The right approach to WordPress performance
Stop chasing the PageSpeed score. Here’s the framework we use with every VeloPress client:
1. Check field data first — Open PageSpeed Insights and look at the “Discover what your real users are experiencing” section at the top. If all three Core Web Vitals are green, your ranking signal is fine regardless of your lab score.
2. If field data fails, identify which metric — Is it LCP? Focus on server response time and LCP optimisation. Is it CLS? Fix layout shifts. Is it INP? Address interaction responsiveness. Don’t scatter your effort across everything Lighthouse flags.
3. Use lab tests to debug — Once you know the failing metric, use Lighthouse, WebPageTest, and Chrome DevTools to identify the root cause. Lab tools are excellent for this — they give you waterfalls, filmstrips, and precise timings.
4. Fix and verify in the field — After implementing fixes, you need to wait for CrUX data to update (28 days). Monitor with Google Search Console’s Core Web Vitals report.

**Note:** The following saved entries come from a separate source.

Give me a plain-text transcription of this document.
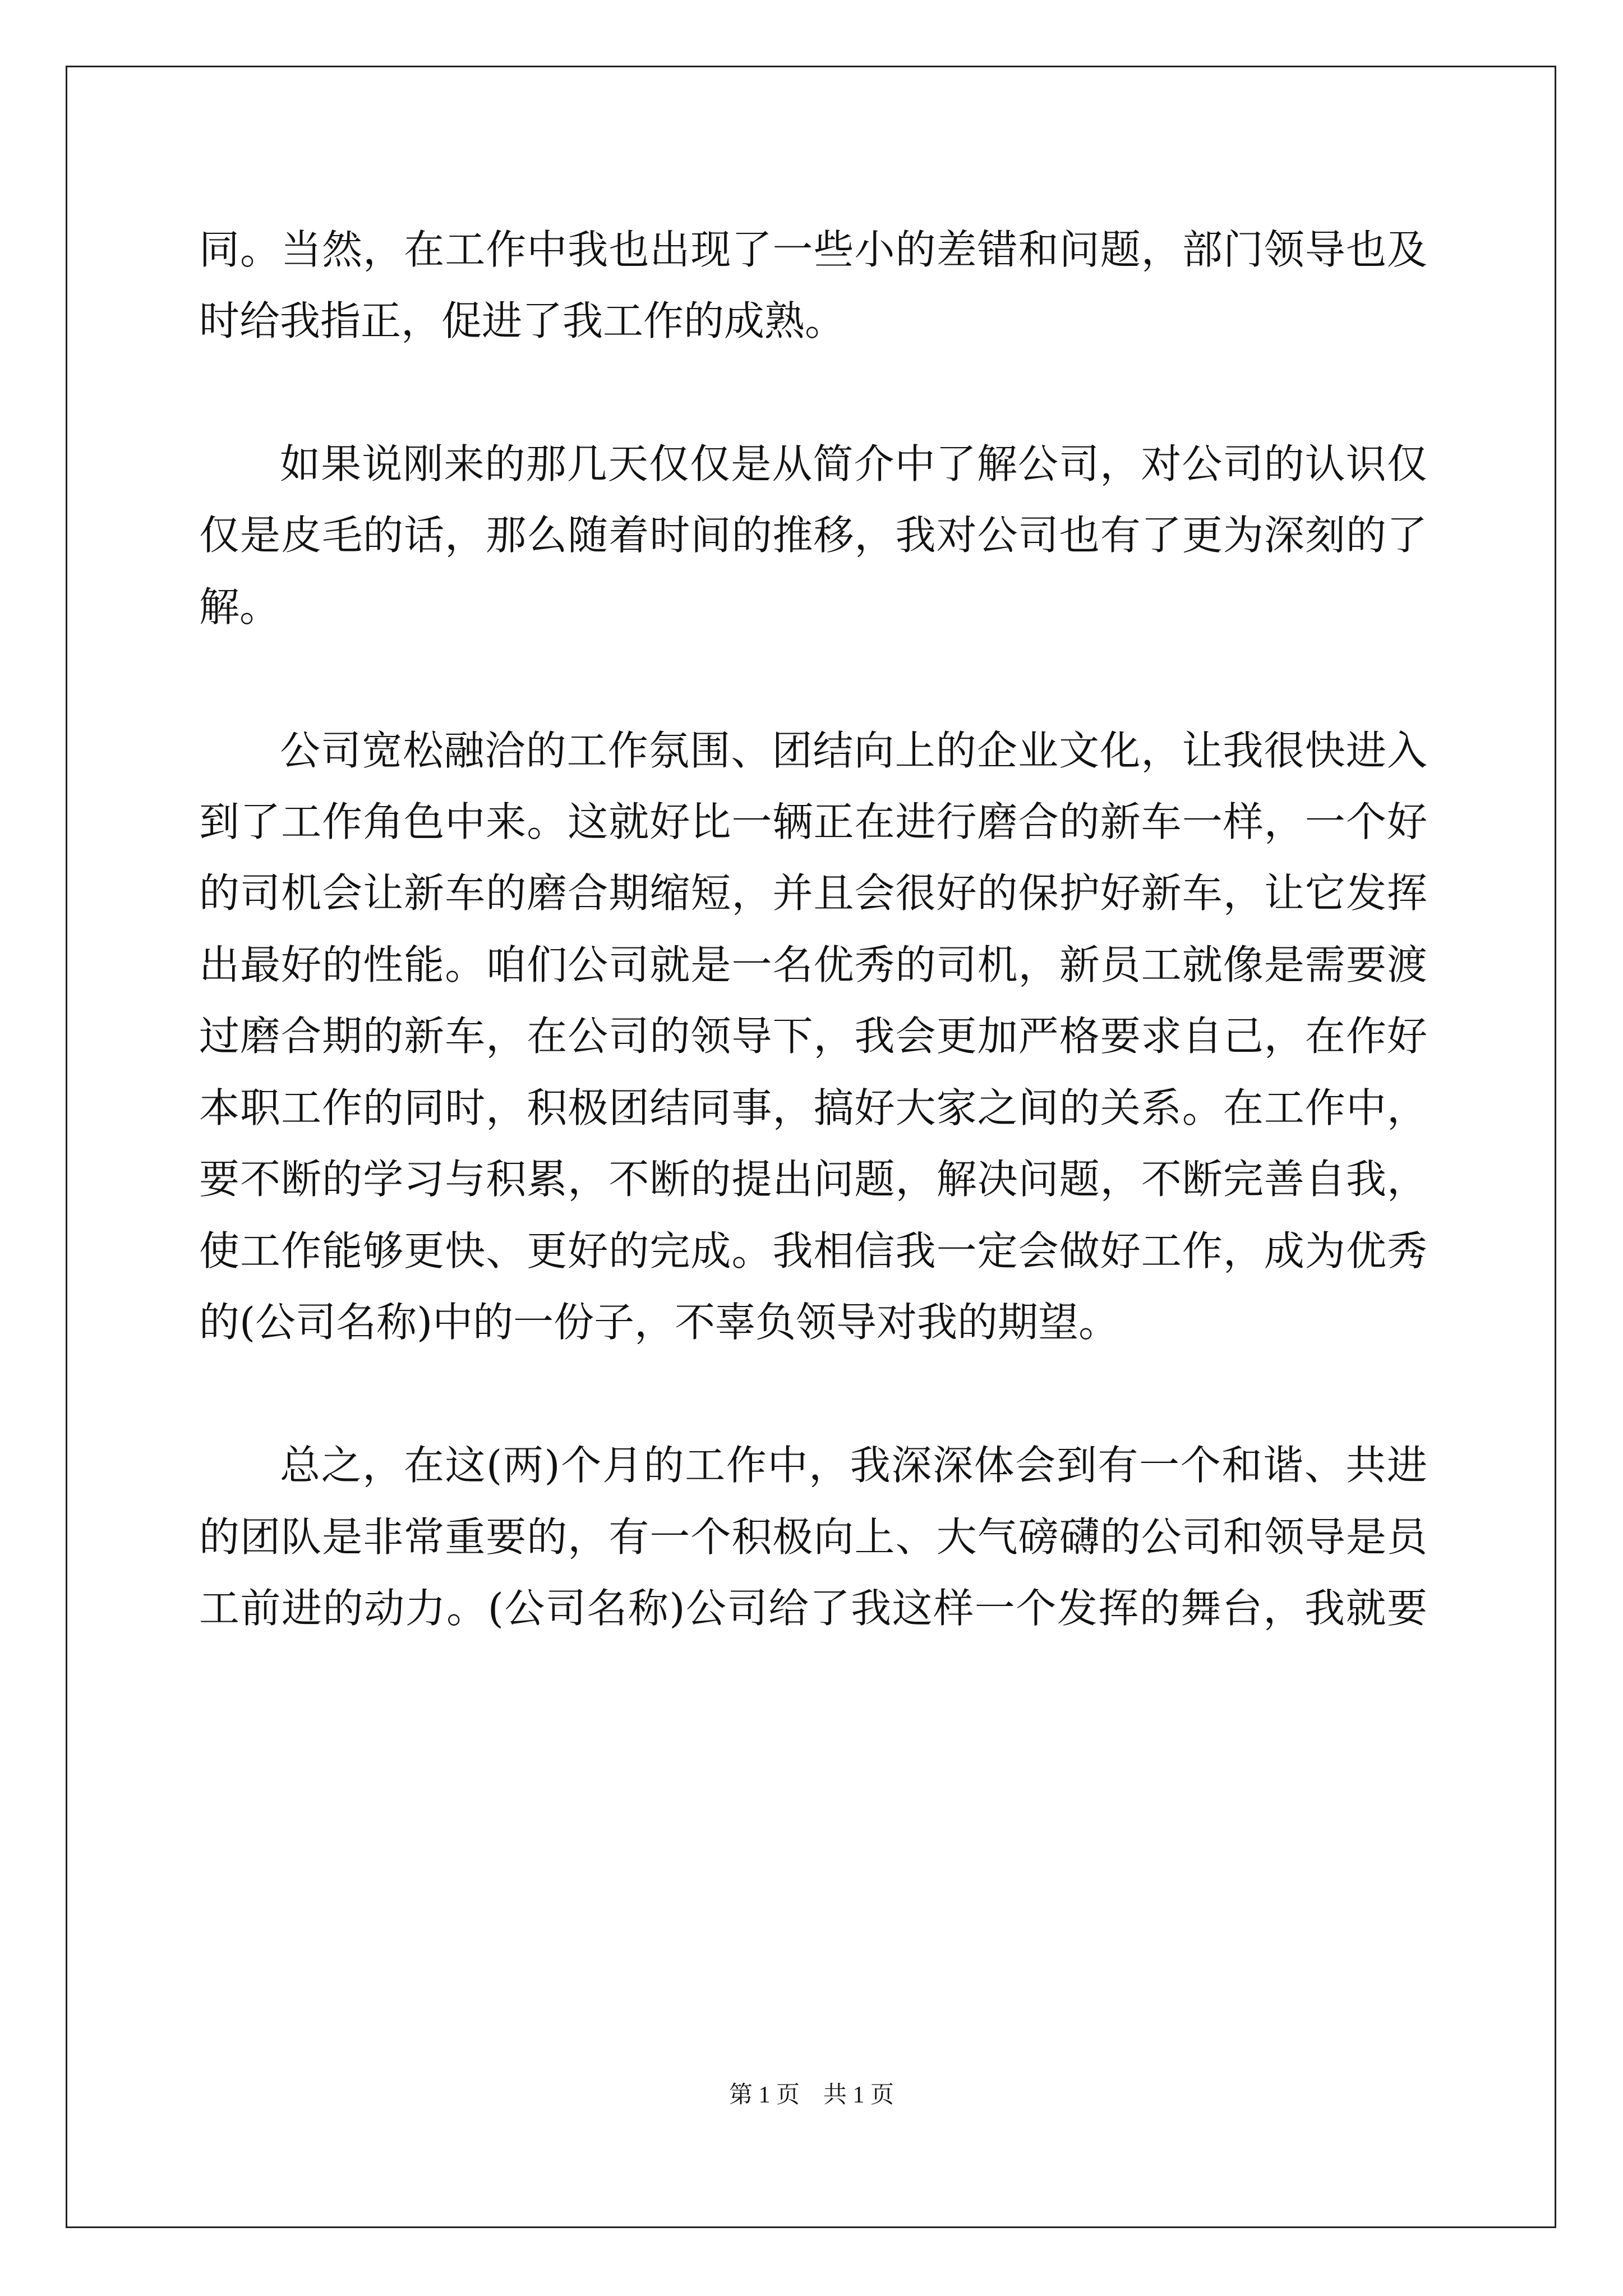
同。当然，在工作中我也出现了一些小的差错和问题，部门领导也及
时给我指正，促进了我工作的成熟。
如果说刚来的那几天仅仅是从简介中了解公司，对公司的认识仅
仅是皮毛的话，那么随着时间的推移，我对公司也有了更为深刻的了
解。
公司宽松融洽的工作氛围、团结向上的企业文化，让我很快进入
到了工作角色中来。这就好比一辆正在进行磨合的新车一样，一个好
的司机会让新车的磨合期缩短，并且会很好的保护好新车，让它发挥
出最好的性能。咱们公司就是一名优秀的司机，新员工就像是需要渡
过磨合期的新车，在公司的领导下，我会更加严格要求自己，在作好
本职工作的同时，积极团结同事，搞好大家之间的关系。在工作中，
要不断的学习与积累，不断的提出问题，解决问题，不断完善自我，
使工作能够更快、更好的完成。我相信我一定会做好工作，成为优秀
的(公司名称)中的一份子，不辜负领导对我的期望。
总之，在这(两)个月的工作中，我深深体会到有一个和谐、共进
的团队是非常重要的，有一个积极向上、大气磅礴的公司和领导是员
工前进的动力。(公司名称)公司给了我这样一个发挥的舞台，我就要
第 1 页　共 1 页
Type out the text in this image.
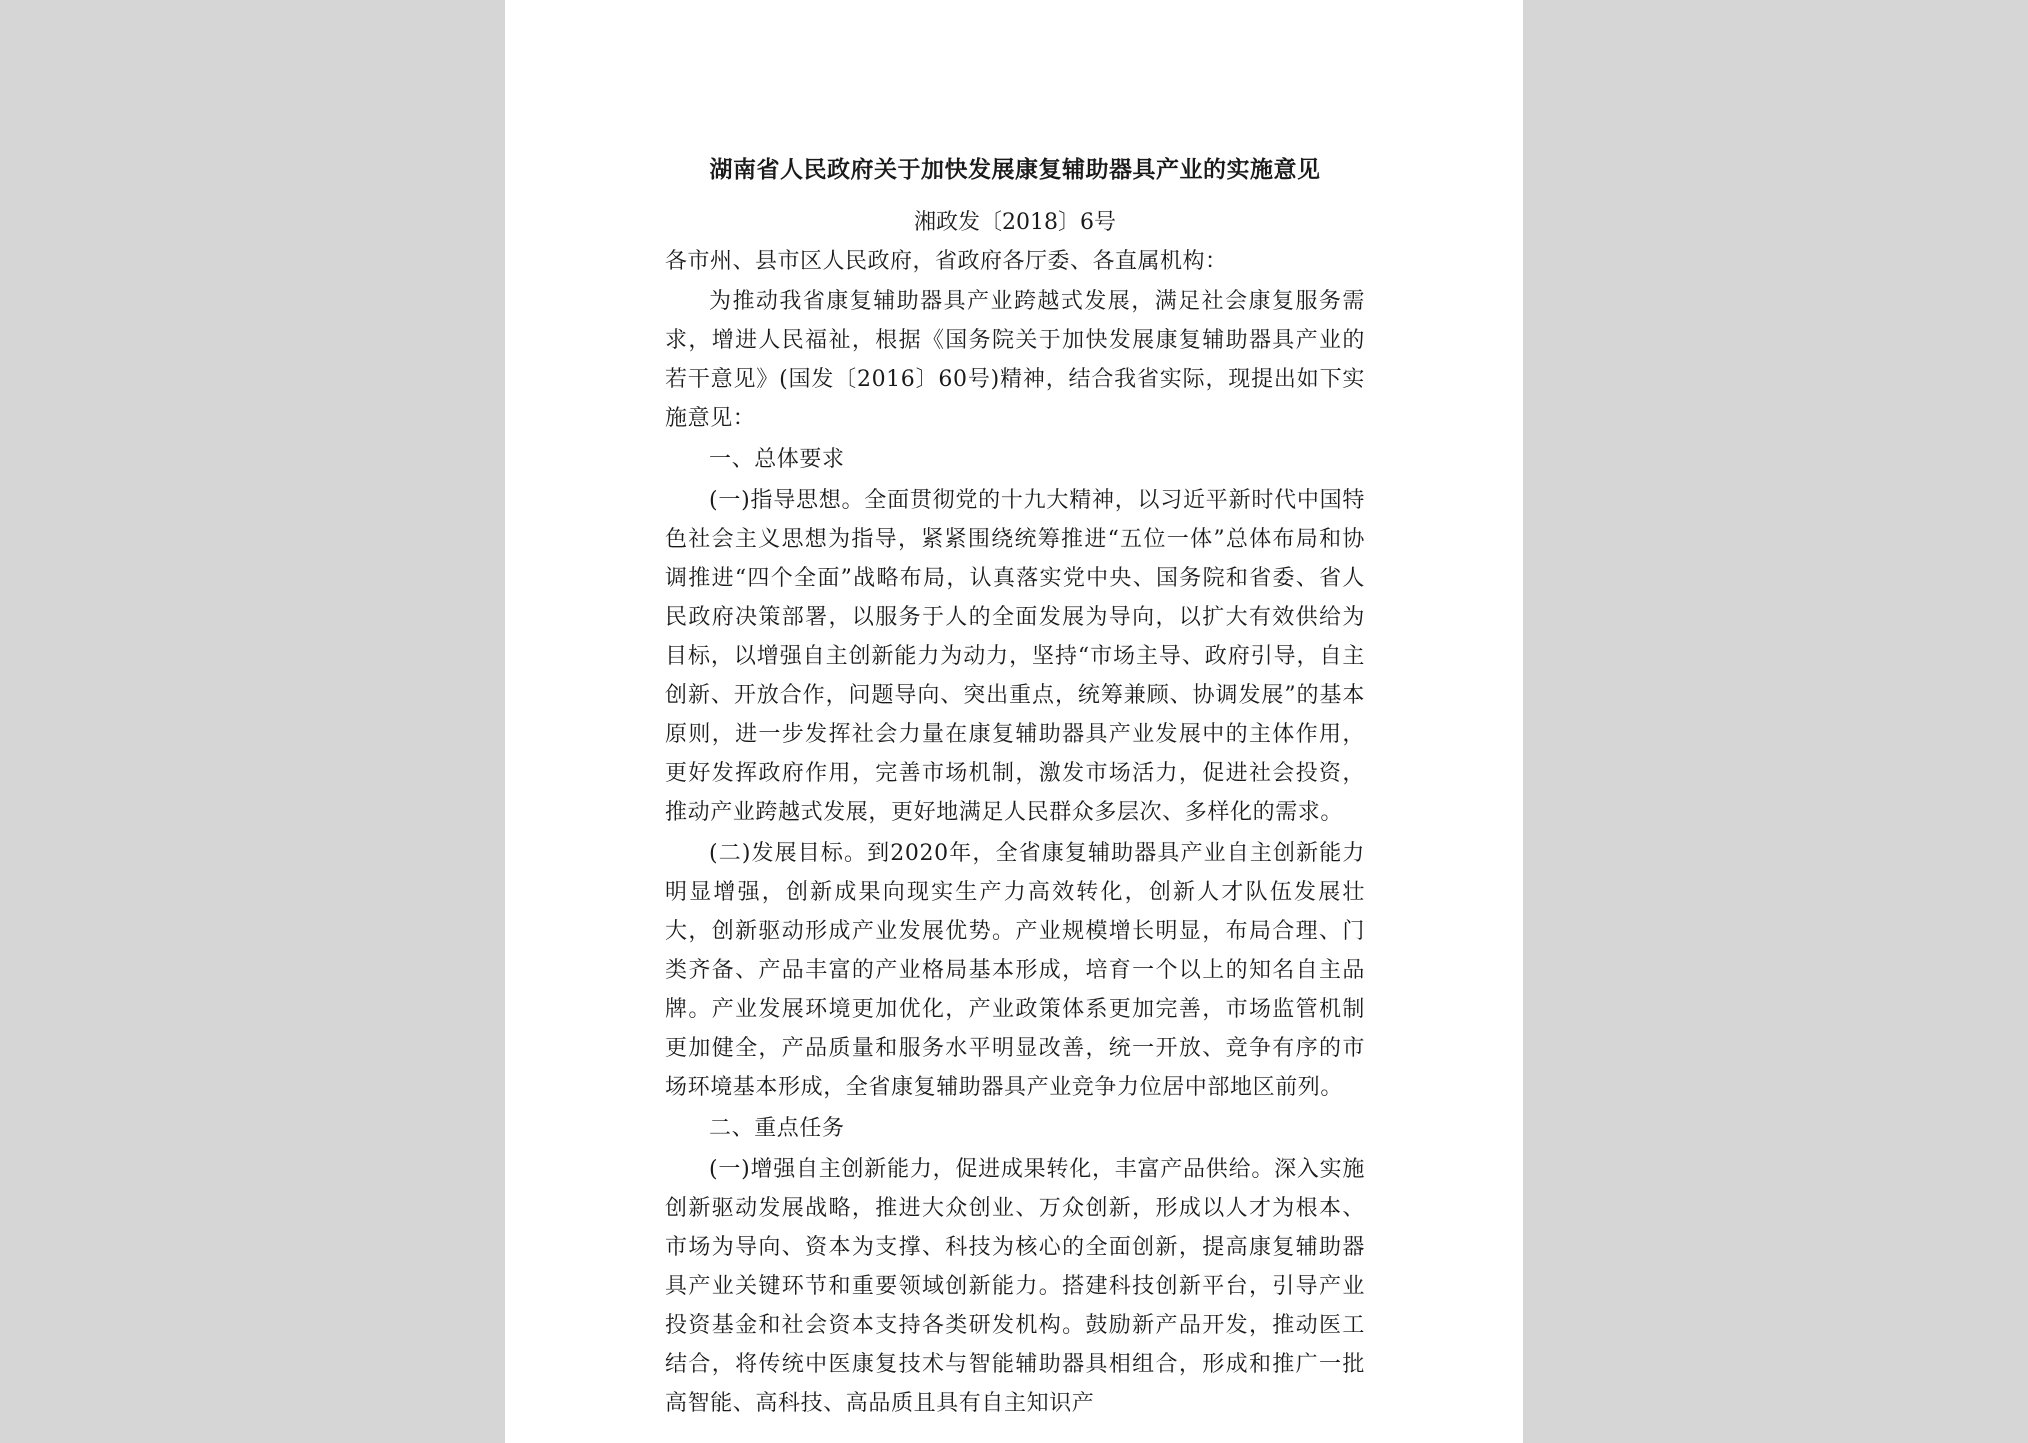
湖南省人民政府关于加快发展康复辅助器具产业的实施意见

湘政发〔2018〕6号

各市州、县市区人民政府，省政府各厅委、各直属机构：

为推动我省康复辅助器具产业跨越式发展，满足社会康复服务需求，增进人民福祉，根据《国务院关于加快发展康复辅助器具产业的若干意见》(国发〔2016〕60号)精神，结合我省实际，现提出如下实施意见：

一、总体要求

(一)指导思想。全面贯彻党的十九大精神，以习近平新时代中国特色社会主义思想为指导，紧紧围绕统筹推进“五位一体”总体布局和协调推进“四个全面”战略布局，认真落实党中央、国务院和省委、省人民政府决策部署，以服务于人的全面发展为导向，以扩大有效供给为目标，以增强自主创新能力为动力，坚持“市场主导、政府引导，自主创新、开放合作，问题导向、突出重点，统筹兼顾、协调发展”的基本原则，进一步发挥社会力量在康复辅助器具产业发展中的主体作用，更好发挥政府作用，完善市场机制，激发市场活力，促进社会投资，推动产业跨越式发展，更好地满足人民群众多层次、多样化的需求。

(二)发展目标。到2020年，全省康复辅助器具产业自主创新能力明显增强，创新成果向现实生产力高效转化，创新人才队伍发展壮大，创新驱动形成产业发展优势。产业规模增长明显，布局合理、门类齐备、产品丰富的产业格局基本形成，培育一个以上的知名自主品牌。产业发展环境更加优化，产业政策体系更加完善，市场监管机制更加健全，产品质量和服务水平明显改善，统一开放、竞争有序的市场环境基本形成，全省康复辅助器具产业竞争力位居中部地区前列。

二、重点任务

(一)增强自主创新能力，促进成果转化，丰富产品供给。深入实施创新驱动发展战略，推进大众创业、万众创新，形成以人才为根本、市场为导向、资本为支撑、科技为核心的全面创新，提高康复辅助器具产业关键环节和重要领域创新能力。搭建科技创新平台，引导产业投资基金和社会资本支持各类研发机构。鼓励新产品开发，推动医工结合，将传统中医康复技术与智能辅助器具相组合，形成和推广一批高智能、高科技、高品质且具有自主知识产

Don’t rely on a single Lighthouse re-test as proof of success.
5. Use the score for quick comparisons — The PageSpeed score is useful for tracking relative improvement over time and comparing before/after. Just don’t treat it as the target. A site that goes from 45 to 75 has likely made meaningful improvements. A site that goes from 92 to 98 may have just tweaked something irrelevant to real users.
For WordPress sites using performance plugins, it’s especially important to verify with field data — many plugins optimise specifically for Lighthouse tests without improving real-user experience.
Frequently asked questions
Does Google use PageSpeed score as a ranking factor?
No. Google uses Core Web Vitals (LCP, CLS, INP) field data from the Chrome User Experience Report as part of its page experience ranking signal. The PageSpeed Insights score is a Lighthouse lab metric — useful for diagnostics but not directly used by Google Search for rankings.
What PageSpeed score should I aim for?
Aim for 90+ as a general benchmark, but don’t obsess over the number. A score of 75 with passing Core Web Vitals is better for SEO than a score of 98 with failing field metrics. Focus on passing all three Core Web Vitals in the field data section of PageSpeed Insights, then use the score for relative comparisons.
Why does my PageSpeed score change every time I test?
Lighthouse scores have natural variance of 5–10 points between runs due to server response time fluctuations, network conditions, third-party script timing, and Lighthouse’s simulated throttling. Run at least 3–5 tests and average the results. Focus on consistent improvements of 10+ points rather than single-digit changes. Field data (Core Web Vitals) is much more stable because it averages thousands of real page loads over 28 days.
Should I optimise for mobile or desktop PageSpeed?
Mobile. Google uses mobile-first indexing, and the mobile Core Web Vitals assessment is what counts for rankings. Mobile scores are almost always lower because Lighthouse simulates a mid-tier phone with 4G throttling. Desktop scores look better but are less relevant. If your mobile Core Web Vitals pass in the field, you’re good. Desktop will almost certainly pass too.
Is 100/100 on PageSpeed necessary for good SEO?
Absolutely not. Many high-ranking WordPress sites score 60–80 on PageSpeed while passing all Core Web Vitals in the field. Content quality, backlinks, and topical authority have far more ranking impact than the difference between a 90 and a 100 score. Focus on passing Core Web Vitals thresholds in field data — that’s what Google actually measures.